“Something will happen to the back of the Hindenburg,” said a letter to the German Embassy in May 1937, just before the huge dirigible burst into flames above the Lakehurst, New Jersey. The letter was eerily correct, but lacked specifics.
Was it a bomb? A hydrogen leak? A thunderstorm? A spark? Saint Elmo’s Fire?
Scientists and engineers from San Antonio’s very own Southwest Research Institute (SwRI) helped design, test and build Hindenburg 1/10 scale replicas to test each theory 75 years after the fact. A team of local engineers, scientists and historians teamed up with the Discovery Channel’s series “Curiosity” to get to the bottom of the crash that claimed the lives of 36 of the 97 passengers and crew aboard the Hindenburg airship.
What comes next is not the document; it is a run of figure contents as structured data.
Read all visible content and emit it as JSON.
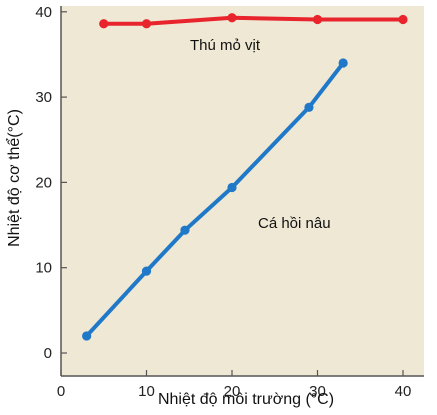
{
  "chart_data": {
    "type": "line",
    "xlabel": "Nhiệt độ môi trường (°C)",
    "ylabel": "Nhiệt độ cơ thể(°C)",
    "xlim": [
      0,
      42
    ],
    "ylim": [
      0,
      40
    ],
    "x_ticks": [
      0,
      10,
      20,
      30,
      40
    ],
    "y_ticks": [
      0,
      10,
      20,
      30,
      40
    ],
    "x_tick_labels": [
      "0",
      "10",
      "20",
      "30",
      "40"
    ],
    "y_tick_labels": [
      "0",
      "10",
      "20",
      "30",
      "40"
    ],
    "plot_background": "#efe8d4",
    "grid": false,
    "series": [
      {
        "name": "Thú mỏ vịt",
        "color": "#e8242c",
        "points": [
          {
            "x": 5,
            "y": 38.6
          },
          {
            "x": 10,
            "y": 38.6
          },
          {
            "x": 20,
            "y": 39.3
          },
          {
            "x": 30,
            "y": 39.1
          },
          {
            "x": 40,
            "y": 39.1
          }
        ]
      },
      {
        "name": "Cá hồi nâu",
        "color": "#1f78c8",
        "points": [
          {
            "x": 3,
            "y": 2
          },
          {
            "x": 10,
            "y": 9.6
          },
          {
            "x": 14.5,
            "y": 14.4
          },
          {
            "x": 20,
            "y": 19.4
          },
          {
            "x": 29,
            "y": 28.8
          },
          {
            "x": 33,
            "y": 34
          }
        ]
      }
    ]
  }
}
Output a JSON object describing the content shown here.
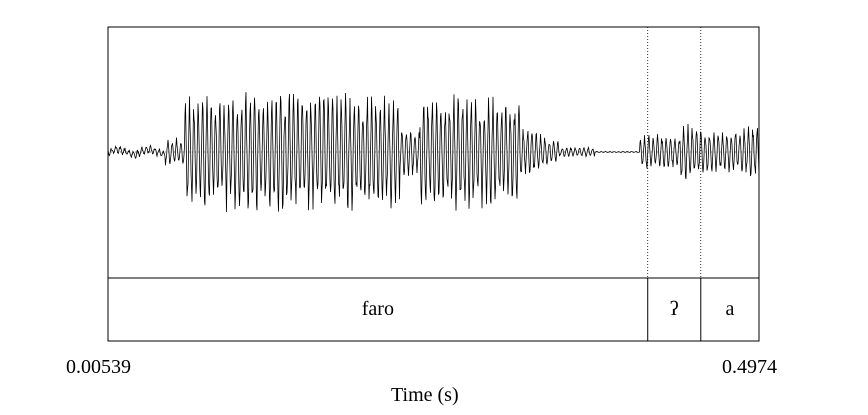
{
  "time_axis": {
    "start": "0.00539",
    "end": "0.4974",
    "title": "Time (s)"
  },
  "tier": {
    "intervals": [
      {
        "label": "faro",
        "start": 0.00539,
        "end": 0.4133
      },
      {
        "label": "ʔ",
        "start": 0.4133,
        "end": 0.4534
      },
      {
        "label": "a",
        "start": 0.4534,
        "end": 0.4974
      }
    ],
    "boundaries": [
      0.4133,
      0.4534
    ]
  },
  "colors": {
    "waveform": "#000000",
    "frame": "#000000",
    "boundary": "#000000"
  }
}
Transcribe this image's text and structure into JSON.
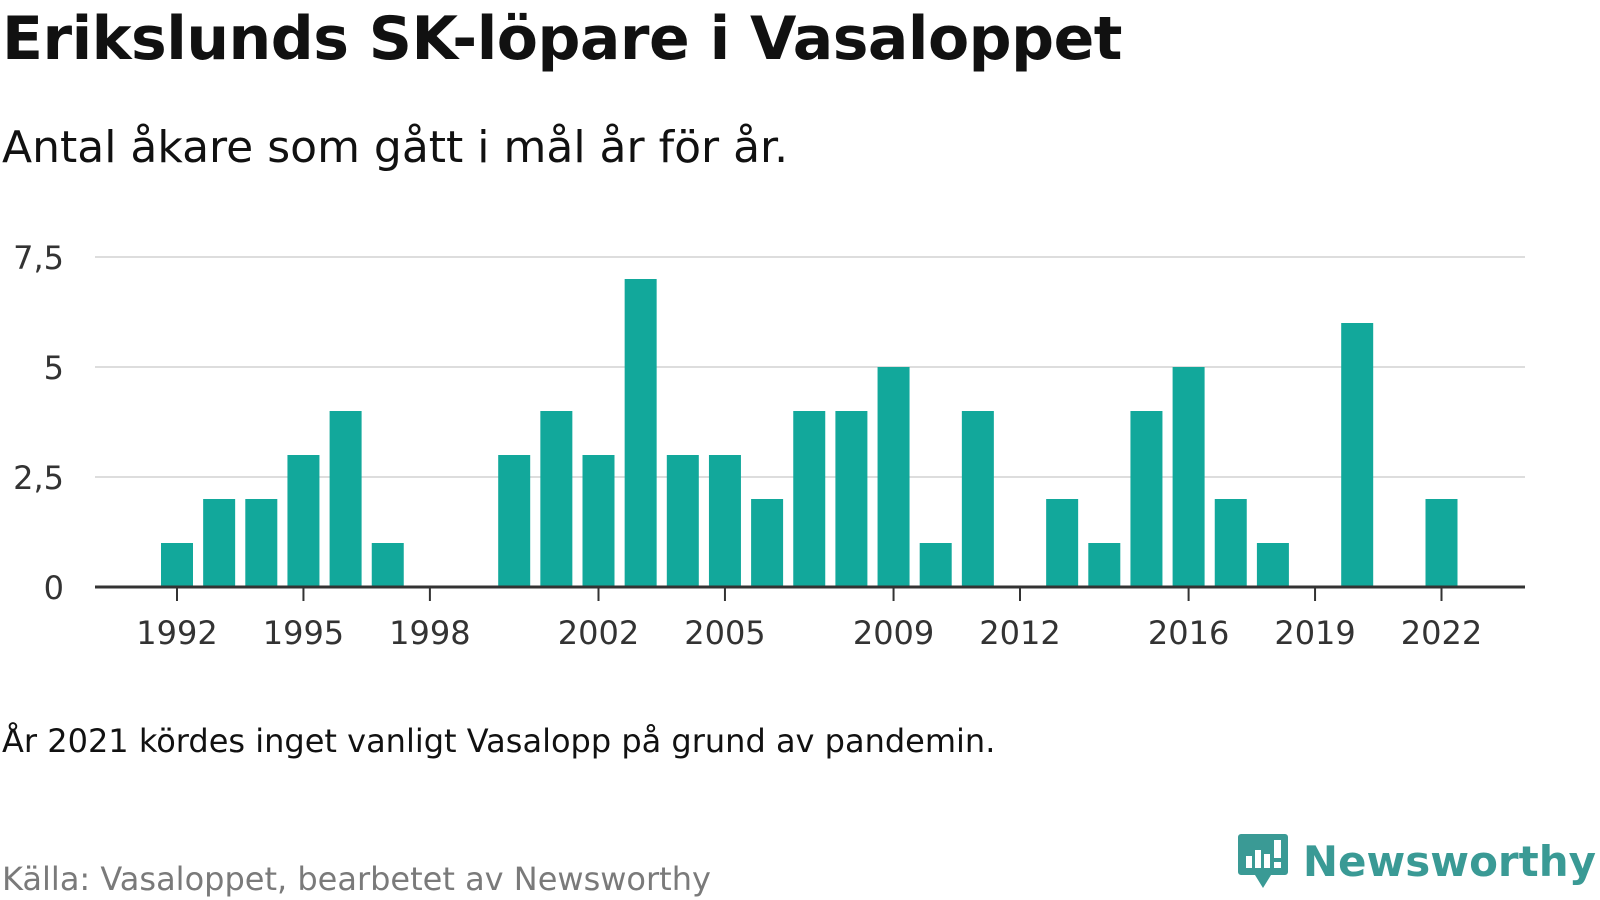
{
  "title": "Erikslunds SK-löpare i Vasaloppet",
  "subtitle": "Antal åkare som gått i mål år för år.",
  "note": "År 2021 kördes inget vanligt Vasalopp på grund av pandemin.",
  "source": "Källa: Vasaloppet, bearbetet av Newsworthy",
  "brand": {
    "name": "Newsworthy",
    "icon": "newsworthy-logo-icon",
    "color": "#3a9a95"
  },
  "colors": {
    "bar": "#12a89b",
    "grid": "#dddddd",
    "axis": "#333333",
    "tick_text": "#333333"
  },
  "chart_data": {
    "type": "bar",
    "title": "Erikslunds SK-löpare i Vasaloppet",
    "subtitle": "Antal åkare som gått i mål år för år.",
    "xlabel": "",
    "ylabel": "",
    "x": [
      1992,
      1993,
      1994,
      1995,
      1996,
      1997,
      1998,
      1999,
      2000,
      2001,
      2002,
      2003,
      2004,
      2005,
      2006,
      2007,
      2008,
      2009,
      2010,
      2011,
      2012,
      2013,
      2014,
      2015,
      2016,
      2017,
      2018,
      2019,
      2020,
      2021,
      2022
    ],
    "values": [
      1,
      2,
      2,
      3,
      4,
      1,
      0,
      0,
      3,
      4,
      3,
      7,
      3,
      3,
      2,
      4,
      4,
      5,
      1,
      4,
      0,
      2,
      1,
      4,
      5,
      2,
      1,
      0,
      6,
      0,
      2
    ],
    "ylim": [
      0,
      7.5
    ],
    "yticks": [
      0,
      2.5,
      5,
      7.5
    ],
    "ytick_labels": [
      "0",
      "2,5",
      "5",
      "7,5"
    ],
    "xticks": [
      1992,
      1995,
      1998,
      2002,
      2005,
      2009,
      2012,
      2016,
      2019,
      2022
    ],
    "xtick_labels": [
      "1992",
      "1995",
      "1998",
      "2002",
      "2005",
      "2009",
      "2012",
      "2016",
      "2019",
      "2022"
    ],
    "grid": "horizontal",
    "legend": "none"
  }
}
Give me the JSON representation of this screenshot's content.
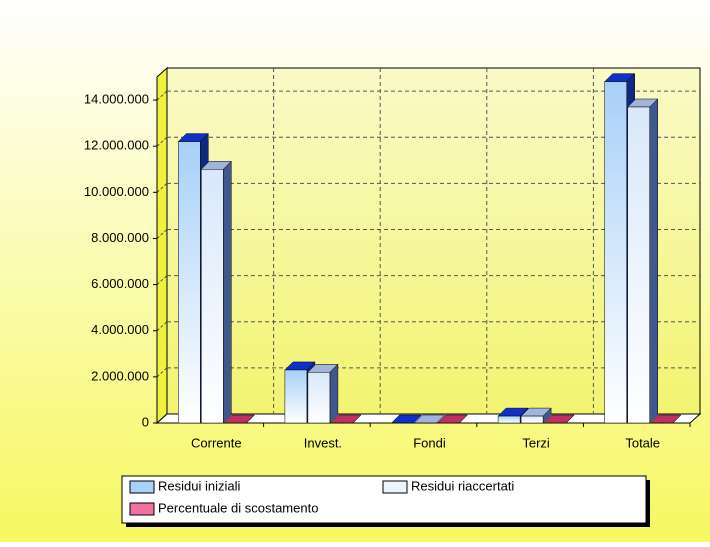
{
  "chart_data": {
    "type": "bar3d",
    "categories": [
      "Corrente",
      "Invest.",
      "Fondi",
      "Terzi",
      "Totale"
    ],
    "series": [
      {
        "name": "Residui iniziali",
        "color": "#a8d0f8",
        "values": [
          12200000,
          2300000,
          0,
          300000,
          14800000
        ]
      },
      {
        "name": "Residui riaccertati",
        "color": "#eef4fc",
        "values": [
          11000000,
          2200000,
          0,
          300000,
          13700000
        ]
      },
      {
        "name": "Percentuale di scostamento",
        "color": "#f070a0",
        "values": [
          0,
          0,
          0,
          0,
          0
        ]
      }
    ],
    "ylim": [
      0,
      15000000
    ],
    "yticks": [
      0,
      {
        "value": 2000000,
        "label": "2.000.000"
      },
      {
        "value": 4000000,
        "label": "4.000.000"
      },
      {
        "value": 6000000,
        "label": "6.000.000"
      },
      {
        "value": 8000000,
        "label": "8.000.000"
      },
      {
        "value": 10000000,
        "label": "10.000.000"
      },
      {
        "value": 12000000,
        "label": "12.000.000"
      },
      {
        "value": 14000000,
        "label": "14.000.000"
      }
    ],
    "grid": true
  }
}
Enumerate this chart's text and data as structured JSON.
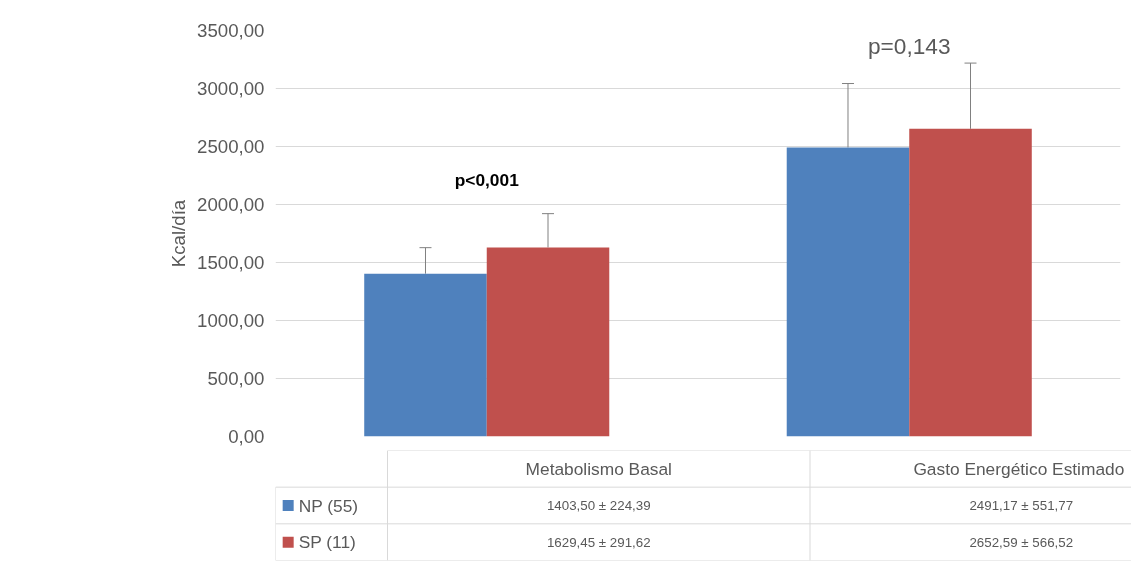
{
  "chart_data": {
    "type": "bar",
    "ylabel": "Kcal/día",
    "categories": [
      "Metabolismo Basal",
      "Gasto  Energético Estimado"
    ],
    "series": [
      {
        "name": "NP (55)",
        "color": "#4f81bd",
        "values": [
          1403.5,
          2491.17
        ],
        "errors": [
          [
            1403.5,
            1627.89
          ],
          [
            2491.17,
            3042.94
          ]
        ],
        "value_labels": [
          "1403,50 ± 224,39",
          "2491,17 ± 551,77"
        ]
      },
      {
        "name": "SP (11)",
        "color": "#c0504d",
        "values": [
          1629.45,
          2652.59
        ],
        "errors": [
          [
            1629.45,
            1921.07
          ],
          [
            2652.59,
            3219.11
          ]
        ],
        "value_labels": [
          "1629,45 ± 291,62",
          "2652,59 ± 566,52"
        ]
      }
    ],
    "ylim": [
      0,
      3500
    ],
    "yticks": [
      {
        "value": 0,
        "label": "0,00"
      },
      {
        "value": 500,
        "label": "500,00"
      },
      {
        "value": 1000,
        "label": "1000,00"
      },
      {
        "value": 1500,
        "label": "1500,00"
      },
      {
        "value": 2000,
        "label": "2000,00"
      },
      {
        "value": 2500,
        "label": "2500,00"
      },
      {
        "value": 3000,
        "label": "3000,00"
      },
      {
        "value": 3500,
        "label": "3500,00"
      }
    ],
    "grid": "y",
    "legend": "bottom",
    "annotations": [
      "p<0,001",
      "p=0,143"
    ]
  }
}
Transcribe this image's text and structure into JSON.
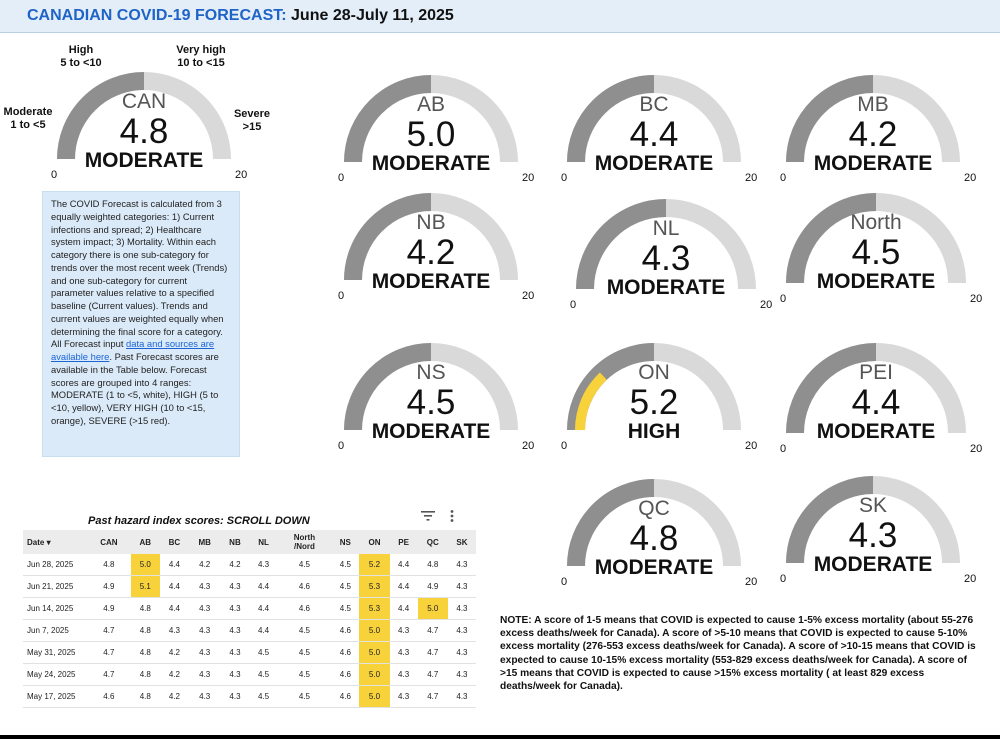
{
  "header": {
    "title_prefix": "CANADIAN COVID-19 FORECAST:",
    "title_dates": "June 28-July 11, 2025"
  },
  "gauge_scale": {
    "min": "0",
    "max": "20",
    "min_value": 0,
    "max_value": 20
  },
  "colors": {
    "arc_background": "#d9d9d9",
    "arc_base": "#8f8f8f",
    "high_fill": "#f7d23b",
    "title_blue": "#1f63c6",
    "info_box": "#dbeaf8",
    "row_highlight": "#f7d23b"
  },
  "range_labels": {
    "moderate": {
      "line1": "Moderate",
      "line2": "1 to <5"
    },
    "high": {
      "line1": "High",
      "line2": "5 to <10"
    },
    "very_high": {
      "line1": "Very high",
      "line2": "10 to <15"
    },
    "severe": {
      "line1": "Severe",
      "line2": ">15"
    }
  },
  "gauges": {
    "can": {
      "name": "CAN",
      "value": "4.8",
      "level": "MODERATE"
    },
    "ab": {
      "name": "AB",
      "value": "5.0",
      "level": "MODERATE"
    },
    "bc": {
      "name": "BC",
      "value": "4.4",
      "level": "MODERATE"
    },
    "mb": {
      "name": "MB",
      "value": "4.2",
      "level": "MODERATE"
    },
    "nb": {
      "name": "NB",
      "value": "4.2",
      "level": "MODERATE"
    },
    "nl": {
      "name": "NL",
      "value": "4.3",
      "level": "MODERATE"
    },
    "north": {
      "name": "North",
      "value": "4.5",
      "level": "MODERATE"
    },
    "ns": {
      "name": "NS",
      "value": "4.5",
      "level": "MODERATE"
    },
    "on": {
      "name": "ON",
      "value": "5.2",
      "level": "HIGH"
    },
    "pei": {
      "name": "PEI",
      "value": "4.4",
      "level": "MODERATE"
    },
    "qc": {
      "name": "QC",
      "value": "4.8",
      "level": "MODERATE"
    },
    "sk": {
      "name": "SK",
      "value": "4.3",
      "level": "MODERATE"
    }
  },
  "info": {
    "text_before_link": "The COVID Forecast is calculated from 3 equally weighted categories: 1) Current infections and spread; 2) Healthcare system impact; 3) Mortality. Within each category there is one sub-category for trends over the most recent week (Trends) and one sub-category for current parameter values relative to a specified baseline (Current values). Trends and current values are weighted equally when determining the final score for a category. All Forecast input ",
    "link_text": "data and sources are available here",
    "text_after_link": ". Past Forecast scores are available in the Table below. Forecast scores are grouped into 4 ranges: MODERATE (1 to <5, white), HIGH (5 to <10, yellow), VERY HIGH (10 to <15, orange), SEVERE (>15 red)."
  },
  "table": {
    "title": "Past hazard index scores: SCROLL DOWN",
    "sort_indicator": "▾",
    "columns": [
      "Date",
      "CAN",
      "AB",
      "BC",
      "MB",
      "NB",
      "NL",
      "North\n/Nord",
      "NS",
      "ON",
      "PE",
      "QC",
      "SK"
    ],
    "rows": [
      [
        "Jun 28, 2025",
        "4.8",
        "5.0",
        "4.4",
        "4.2",
        "4.2",
        "4.3",
        "4.5",
        "4.5",
        "5.2",
        "4.4",
        "4.8",
        "4.3"
      ],
      [
        "Jun 21, 2025",
        "4.9",
        "5.1",
        "4.4",
        "4.3",
        "4.3",
        "4.4",
        "4.6",
        "4.5",
        "5.3",
        "4.4",
        "4.9",
        "4.3"
      ],
      [
        "Jun 14, 2025",
        "4.9",
        "4.8",
        "4.4",
        "4.3",
        "4.3",
        "4.4",
        "4.6",
        "4.5",
        "5.3",
        "4.4",
        "5.0",
        "4.3"
      ],
      [
        "Jun 7, 2025",
        "4.7",
        "4.8",
        "4.3",
        "4.3",
        "4.3",
        "4.4",
        "4.5",
        "4.6",
        "5.0",
        "4.3",
        "4.7",
        "4.3"
      ],
      [
        "May 31, 2025",
        "4.7",
        "4.8",
        "4.2",
        "4.3",
        "4.3",
        "4.5",
        "4.5",
        "4.6",
        "5.0",
        "4.3",
        "4.7",
        "4.3"
      ],
      [
        "May 24, 2025",
        "4.7",
        "4.8",
        "4.2",
        "4.3",
        "4.3",
        "4.5",
        "4.5",
        "4.6",
        "5.0",
        "4.3",
        "4.7",
        "4.3"
      ],
      [
        "May 17, 2025",
        "4.6",
        "4.8",
        "4.2",
        "4.3",
        "4.3",
        "4.5",
        "4.5",
        "4.6",
        "5.0",
        "4.3",
        "4.7",
        "4.3"
      ]
    ]
  },
  "note": "NOTE: A score of 1-5 means that COVID is expected to cause 1-5% excess mortality (about 55-276 excess deaths/week for Canada). A score of >5-10 means that COVID is expected to cause 5-10% excess mortality (276-553 excess deaths/week for Canada). A score of >10-15 means that COVID is expected to cause 10-15% excess mortality (553-829 excess deaths/week for Canada). A score of >15 means that COVID is expected to cause >15% excess mortality ( at least 829 excess deaths/week for Canada)."
}
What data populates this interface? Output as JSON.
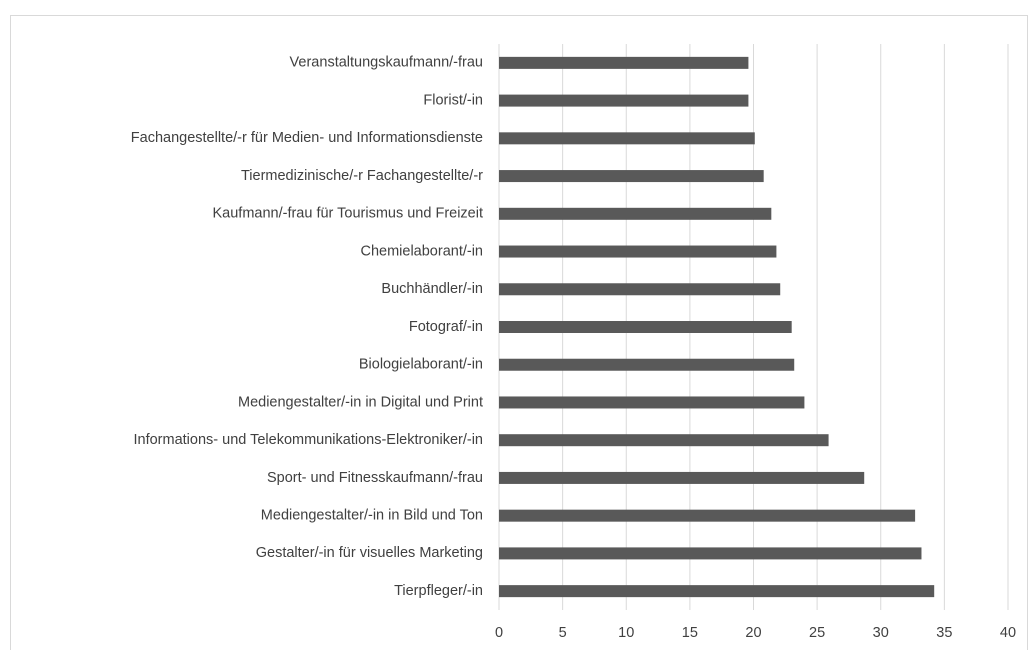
{
  "chart_data": {
    "type": "hbar",
    "categories": [
      "Veranstaltungskaufmann/-frau",
      "Florist/-in",
      "Fachangestellte/-r für Medien- und Informationsdienste",
      "Tiermedizinische/-r Fachangestellte/-r",
      "Kaufmann/-frau für Tourismus und Freizeit",
      "Chemielaborant/-in",
      "Buchhändler/-in",
      "Fotograf/-in",
      "Biologielaborant/-in",
      "Mediengestalter/-in in Digital und Print",
      "Informations- und Telekommunikations-Elektroniker/-in",
      "Sport- und Fitnesskaufmann/-frau",
      "Mediengestalter/-in in Bild und Ton",
      "Gestalter/-in für visuelles Marketing",
      "Tierpfleger/-in"
    ],
    "values": [
      19.6,
      19.6,
      20.1,
      20.8,
      21.4,
      21.8,
      22.1,
      23.0,
      23.2,
      24.0,
      25.9,
      28.7,
      32.7,
      33.2,
      34.2
    ],
    "color": "#595959",
    "xlim": [
      0,
      40
    ],
    "xticks": [
      0,
      5,
      10,
      15,
      20,
      25,
      30,
      35,
      40
    ],
    "grid": true
  }
}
“It mimicked it perfectly, it was really fun,” said Matthew Blais, director of fire technology at SwRI – one of America’s biggest test facilities.
Blais probably has one of the coolest jobs you never knew existed until now. He and his team test how materials and designs handle (or don’t handle) fire, experiment with hydro-fuels and investigate causes of fires and explosions. Which basically means he’s living every 13-year-old boy’s dream.
“Any time you see a lab in the show, that’s my lab,” Blais said. “It’s really something to see the way the 80 foot (model) performed exactly like it did in the 1937 disaster …. It’s a calculation, you’re always a little bit iffy. (We asked ourselves), ‘Is this really going to fly?’ It did. Perfectly.”
On May 6, 1937, sixty-two people survived this:
SwRI, an independent nonprofit, has government and industry clients including NASA and the U.S. Military.